I did a post last month titled RTO and RPO are myths unless you’ve tested recovery, but I only briefly covered what RPO and RTO are. This post goes into a bit more explanation of those acronyms and their importance. First, let’s go back to my working definitions:
- Recovery Point Objective (RPO) – How much data can you afford to lose.
- Recovery Time Objective (RTO) – How much time do you have to get the system back on-line.
Recovery Point Objective (RPO)
We measure RPO in terms of time, not size. This is why some folks, when learning about the two, get RPO and RTO confused because both are measured in time. RPO is focused on data loss. At what point in time does the amount of data loss exceed what the organization considers acceptable? This is exactly what it sounds like: a business decision.
What is acceptable is going to be based on cost versus lost. We can get to near zero data loss in a recovery situation, especially a disaster recovery situation, when the organization. However, the closer to zero we get, the most it is going to cost. For instance, having Always On Availability Groups so that you have more than one replica requires Enterprise Edition. Why would you need more than one replica? If you wanted a replica in the primary data center as well as at least one replica in another data center so that you cover HA both locally and across data centers, that’s a minimum of two replicas. Basic Availability Groups are out and Enterprise Edition with Always On Availability Groups is required. Enterprise Edition is much more expensive.
Backups also have to be more extensive in the event that something goes wrong with the current installation. That requires more storage and more compute. Also, if we have an availability group across data centers, we need to minimize latency, meaning the network connectivity has to be top notch and sufficient for all traffic going across that line. That’s a cost, too. So business has to take into account the cost vs. amount loss and determine what it’s willing to lose vs. pay.
Recovery Time Objective (RTO)
This is a measure of how long it takes to bring the system back on-line so that it’s accessible by users. Again, given it’s a measure of time, it’s again a tradeoff between cost versus loss. In this case it’s the business lost while the system is unavailable. Therefore, it is once again a business decision.
There are a lot of technologies we can employ to help improve RTO, but some of our ability to reduce RTO is based on the solution itself. For instance, a few years ago I had to review the architecture of an identity management system. It only allows for a warm standby mode. Data from one set of systems to a system in another data center can only be done in an asynchronous manner. Previously it only supported log shipping but now, at least, an availability group in asynchronous commit mode is allowed. What isn’t allowed is for any services to be running on the application servers at the secondary site.
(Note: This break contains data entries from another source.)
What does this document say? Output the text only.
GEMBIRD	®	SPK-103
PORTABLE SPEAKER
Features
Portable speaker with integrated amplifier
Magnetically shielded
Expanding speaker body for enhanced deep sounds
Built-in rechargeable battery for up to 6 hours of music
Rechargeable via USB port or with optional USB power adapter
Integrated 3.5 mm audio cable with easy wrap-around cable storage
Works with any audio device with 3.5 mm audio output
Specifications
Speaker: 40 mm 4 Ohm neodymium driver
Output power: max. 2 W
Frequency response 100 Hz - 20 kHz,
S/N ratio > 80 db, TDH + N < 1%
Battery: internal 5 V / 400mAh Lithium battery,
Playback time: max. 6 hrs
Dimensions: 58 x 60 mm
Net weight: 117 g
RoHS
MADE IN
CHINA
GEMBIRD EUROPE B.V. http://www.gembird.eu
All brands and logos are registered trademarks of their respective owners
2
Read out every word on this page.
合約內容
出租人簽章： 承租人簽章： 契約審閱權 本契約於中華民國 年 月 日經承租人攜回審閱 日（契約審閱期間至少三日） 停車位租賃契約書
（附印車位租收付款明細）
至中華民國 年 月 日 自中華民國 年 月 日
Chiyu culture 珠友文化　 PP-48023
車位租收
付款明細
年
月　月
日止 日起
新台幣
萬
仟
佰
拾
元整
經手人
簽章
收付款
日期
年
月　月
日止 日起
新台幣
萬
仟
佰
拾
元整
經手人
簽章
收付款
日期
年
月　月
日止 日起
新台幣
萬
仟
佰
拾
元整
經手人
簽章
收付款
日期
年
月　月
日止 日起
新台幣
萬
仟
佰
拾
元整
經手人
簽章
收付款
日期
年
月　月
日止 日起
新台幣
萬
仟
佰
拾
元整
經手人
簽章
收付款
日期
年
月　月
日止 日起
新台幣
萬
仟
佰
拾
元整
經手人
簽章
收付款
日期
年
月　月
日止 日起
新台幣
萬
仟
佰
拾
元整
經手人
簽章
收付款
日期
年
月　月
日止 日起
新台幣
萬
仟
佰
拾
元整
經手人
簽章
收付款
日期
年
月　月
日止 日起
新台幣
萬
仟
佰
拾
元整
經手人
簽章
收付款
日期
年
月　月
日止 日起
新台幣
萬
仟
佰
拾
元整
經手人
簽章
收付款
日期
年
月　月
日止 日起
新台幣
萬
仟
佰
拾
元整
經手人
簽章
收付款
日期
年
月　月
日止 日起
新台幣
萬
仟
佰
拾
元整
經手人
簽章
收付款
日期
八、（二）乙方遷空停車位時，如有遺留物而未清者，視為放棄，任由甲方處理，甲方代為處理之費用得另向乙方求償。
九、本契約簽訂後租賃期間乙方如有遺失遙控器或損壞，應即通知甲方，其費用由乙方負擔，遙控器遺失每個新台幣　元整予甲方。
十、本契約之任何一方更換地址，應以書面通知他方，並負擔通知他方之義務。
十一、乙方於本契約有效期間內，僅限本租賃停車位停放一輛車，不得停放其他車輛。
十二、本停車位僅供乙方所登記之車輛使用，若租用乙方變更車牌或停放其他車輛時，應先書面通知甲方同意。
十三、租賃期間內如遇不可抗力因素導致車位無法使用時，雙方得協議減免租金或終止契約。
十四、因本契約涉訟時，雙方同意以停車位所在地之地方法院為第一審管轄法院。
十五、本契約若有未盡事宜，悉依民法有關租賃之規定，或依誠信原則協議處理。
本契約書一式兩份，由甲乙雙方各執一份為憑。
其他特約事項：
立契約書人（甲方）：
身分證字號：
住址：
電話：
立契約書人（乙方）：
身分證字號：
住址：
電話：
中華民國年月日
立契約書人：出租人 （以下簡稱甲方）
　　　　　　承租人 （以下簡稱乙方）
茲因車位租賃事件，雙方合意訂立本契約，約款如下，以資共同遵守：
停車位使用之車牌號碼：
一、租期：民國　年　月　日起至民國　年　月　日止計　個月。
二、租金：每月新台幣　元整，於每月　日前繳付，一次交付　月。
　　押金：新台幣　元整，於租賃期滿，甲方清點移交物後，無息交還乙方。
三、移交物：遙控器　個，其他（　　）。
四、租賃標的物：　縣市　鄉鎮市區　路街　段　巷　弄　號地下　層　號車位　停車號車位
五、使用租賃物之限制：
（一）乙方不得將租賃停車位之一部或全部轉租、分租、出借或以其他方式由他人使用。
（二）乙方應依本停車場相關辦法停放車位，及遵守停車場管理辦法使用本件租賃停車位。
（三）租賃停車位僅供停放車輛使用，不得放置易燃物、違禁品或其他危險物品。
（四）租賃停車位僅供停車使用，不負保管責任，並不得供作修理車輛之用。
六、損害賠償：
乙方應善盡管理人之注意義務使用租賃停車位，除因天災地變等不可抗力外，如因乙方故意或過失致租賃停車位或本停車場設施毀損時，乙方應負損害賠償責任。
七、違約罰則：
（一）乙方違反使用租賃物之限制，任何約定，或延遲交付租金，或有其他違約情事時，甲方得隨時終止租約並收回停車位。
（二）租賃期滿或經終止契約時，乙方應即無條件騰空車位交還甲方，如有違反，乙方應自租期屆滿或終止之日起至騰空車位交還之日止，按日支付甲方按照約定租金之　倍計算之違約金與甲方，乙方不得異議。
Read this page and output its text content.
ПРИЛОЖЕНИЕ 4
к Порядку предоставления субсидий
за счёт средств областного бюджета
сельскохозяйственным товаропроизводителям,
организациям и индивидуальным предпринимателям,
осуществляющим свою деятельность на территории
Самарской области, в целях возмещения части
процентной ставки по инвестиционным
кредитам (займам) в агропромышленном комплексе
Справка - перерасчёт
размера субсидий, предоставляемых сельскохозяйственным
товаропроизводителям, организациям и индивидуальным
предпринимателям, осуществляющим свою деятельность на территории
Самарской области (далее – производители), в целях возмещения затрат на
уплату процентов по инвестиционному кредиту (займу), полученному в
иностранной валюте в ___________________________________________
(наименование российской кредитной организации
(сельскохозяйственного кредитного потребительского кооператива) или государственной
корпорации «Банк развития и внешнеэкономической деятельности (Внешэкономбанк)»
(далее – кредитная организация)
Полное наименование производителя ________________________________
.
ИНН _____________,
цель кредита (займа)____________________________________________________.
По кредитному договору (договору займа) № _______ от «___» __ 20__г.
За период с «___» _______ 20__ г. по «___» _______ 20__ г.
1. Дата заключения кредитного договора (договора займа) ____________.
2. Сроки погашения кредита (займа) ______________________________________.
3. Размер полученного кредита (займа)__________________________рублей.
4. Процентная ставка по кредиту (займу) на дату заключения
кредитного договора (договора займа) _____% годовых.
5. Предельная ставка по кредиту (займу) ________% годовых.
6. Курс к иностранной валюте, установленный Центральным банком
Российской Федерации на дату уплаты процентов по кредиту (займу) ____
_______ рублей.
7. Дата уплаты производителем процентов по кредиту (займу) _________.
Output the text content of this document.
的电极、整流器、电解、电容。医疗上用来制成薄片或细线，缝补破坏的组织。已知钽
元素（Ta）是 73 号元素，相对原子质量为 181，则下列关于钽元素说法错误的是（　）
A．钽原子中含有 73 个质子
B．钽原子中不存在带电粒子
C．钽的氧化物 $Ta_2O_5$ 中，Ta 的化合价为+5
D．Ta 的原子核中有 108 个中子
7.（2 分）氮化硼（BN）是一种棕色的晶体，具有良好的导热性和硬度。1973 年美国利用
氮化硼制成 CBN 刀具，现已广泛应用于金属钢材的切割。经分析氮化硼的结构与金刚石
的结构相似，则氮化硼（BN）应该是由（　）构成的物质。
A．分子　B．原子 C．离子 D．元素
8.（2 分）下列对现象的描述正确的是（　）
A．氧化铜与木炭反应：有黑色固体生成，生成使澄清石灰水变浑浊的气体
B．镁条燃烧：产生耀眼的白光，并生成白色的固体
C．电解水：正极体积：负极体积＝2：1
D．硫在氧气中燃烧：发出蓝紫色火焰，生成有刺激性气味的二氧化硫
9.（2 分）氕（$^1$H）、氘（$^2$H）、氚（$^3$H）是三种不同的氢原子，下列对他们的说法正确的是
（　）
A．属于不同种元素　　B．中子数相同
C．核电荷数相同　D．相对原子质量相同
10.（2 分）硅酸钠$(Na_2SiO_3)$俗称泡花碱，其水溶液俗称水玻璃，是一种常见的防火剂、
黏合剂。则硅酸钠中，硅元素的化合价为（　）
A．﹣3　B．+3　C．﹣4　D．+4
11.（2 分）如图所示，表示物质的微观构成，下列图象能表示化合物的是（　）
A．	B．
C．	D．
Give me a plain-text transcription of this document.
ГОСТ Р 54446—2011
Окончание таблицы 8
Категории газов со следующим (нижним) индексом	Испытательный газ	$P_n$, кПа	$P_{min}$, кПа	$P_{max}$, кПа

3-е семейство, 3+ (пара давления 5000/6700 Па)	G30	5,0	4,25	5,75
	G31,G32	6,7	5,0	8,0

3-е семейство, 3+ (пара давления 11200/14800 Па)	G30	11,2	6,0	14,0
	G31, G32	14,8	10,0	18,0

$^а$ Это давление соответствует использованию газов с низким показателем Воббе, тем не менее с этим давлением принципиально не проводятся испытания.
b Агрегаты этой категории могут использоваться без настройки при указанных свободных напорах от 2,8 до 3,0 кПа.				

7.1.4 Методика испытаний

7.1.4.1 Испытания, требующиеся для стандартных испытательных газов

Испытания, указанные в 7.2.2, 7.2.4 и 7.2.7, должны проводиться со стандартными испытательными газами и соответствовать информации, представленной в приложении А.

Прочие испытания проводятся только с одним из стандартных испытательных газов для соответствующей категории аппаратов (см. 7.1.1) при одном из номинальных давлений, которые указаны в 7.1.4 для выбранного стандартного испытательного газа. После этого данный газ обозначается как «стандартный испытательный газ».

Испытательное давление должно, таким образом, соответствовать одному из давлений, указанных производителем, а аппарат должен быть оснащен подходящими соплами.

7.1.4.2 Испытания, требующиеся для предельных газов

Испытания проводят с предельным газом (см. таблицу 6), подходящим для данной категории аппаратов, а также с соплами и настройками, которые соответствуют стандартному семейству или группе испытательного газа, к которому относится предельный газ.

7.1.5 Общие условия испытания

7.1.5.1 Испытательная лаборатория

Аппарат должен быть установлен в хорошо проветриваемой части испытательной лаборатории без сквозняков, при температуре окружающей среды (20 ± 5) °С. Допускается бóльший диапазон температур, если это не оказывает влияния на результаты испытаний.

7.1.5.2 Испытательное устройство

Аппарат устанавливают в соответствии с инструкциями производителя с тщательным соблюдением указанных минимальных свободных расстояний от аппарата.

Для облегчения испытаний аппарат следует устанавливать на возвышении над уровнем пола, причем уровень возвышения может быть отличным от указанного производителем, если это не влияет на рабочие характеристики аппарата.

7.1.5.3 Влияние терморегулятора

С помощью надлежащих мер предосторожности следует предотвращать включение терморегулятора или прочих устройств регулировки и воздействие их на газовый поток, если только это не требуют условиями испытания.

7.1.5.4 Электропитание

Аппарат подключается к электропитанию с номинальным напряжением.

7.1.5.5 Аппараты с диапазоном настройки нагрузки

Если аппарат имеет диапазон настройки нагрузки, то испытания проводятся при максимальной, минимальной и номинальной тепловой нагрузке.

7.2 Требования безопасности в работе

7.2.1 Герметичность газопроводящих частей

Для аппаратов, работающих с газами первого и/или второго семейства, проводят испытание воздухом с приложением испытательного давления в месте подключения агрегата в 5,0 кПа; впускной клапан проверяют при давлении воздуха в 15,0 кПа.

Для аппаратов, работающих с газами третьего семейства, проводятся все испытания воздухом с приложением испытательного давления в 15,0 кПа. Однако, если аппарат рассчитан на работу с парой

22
Therefore, there is start up time required if the secondary cluster needs to be brought on-line.
If you’re thinking, “If I can detect the first system being down I can automate the restart of the secondary cluster,” that’s correct. However, the fact that the services have to be started means there is some downtime. That’s unavoidable. Also, the recovery scripts may be available, but the organization may want to have them ready to be run and not automatically executed in case there are occasional “blips” in connectivity between data centers. This would increase the time to recover the solution. What’s supported definitely constrains our options to improve RTO.
One last thing to say about RTO: even “zero down time” solutions can fail and things can become so bad that restoring from backup is required. RTO should consider this possibility. I’ve seen too many cases where RTO is calculated and reported based on a best case scenario. As IT folks, we need to consider reasonable obstacles to recovery when we communicate solutions for both RPO and RTO. If we are forced to restore from backup, how long will that take? Never assume that backups aren’t necessary. There’s a lesson on that from the security files about a huge worldwide organization was only saved because a single domain controller in a remote site happened to be offline due to bad power after a nation-state action destroyed their systems with notPetya. They weren’t targeted. They were just “collateral damage.”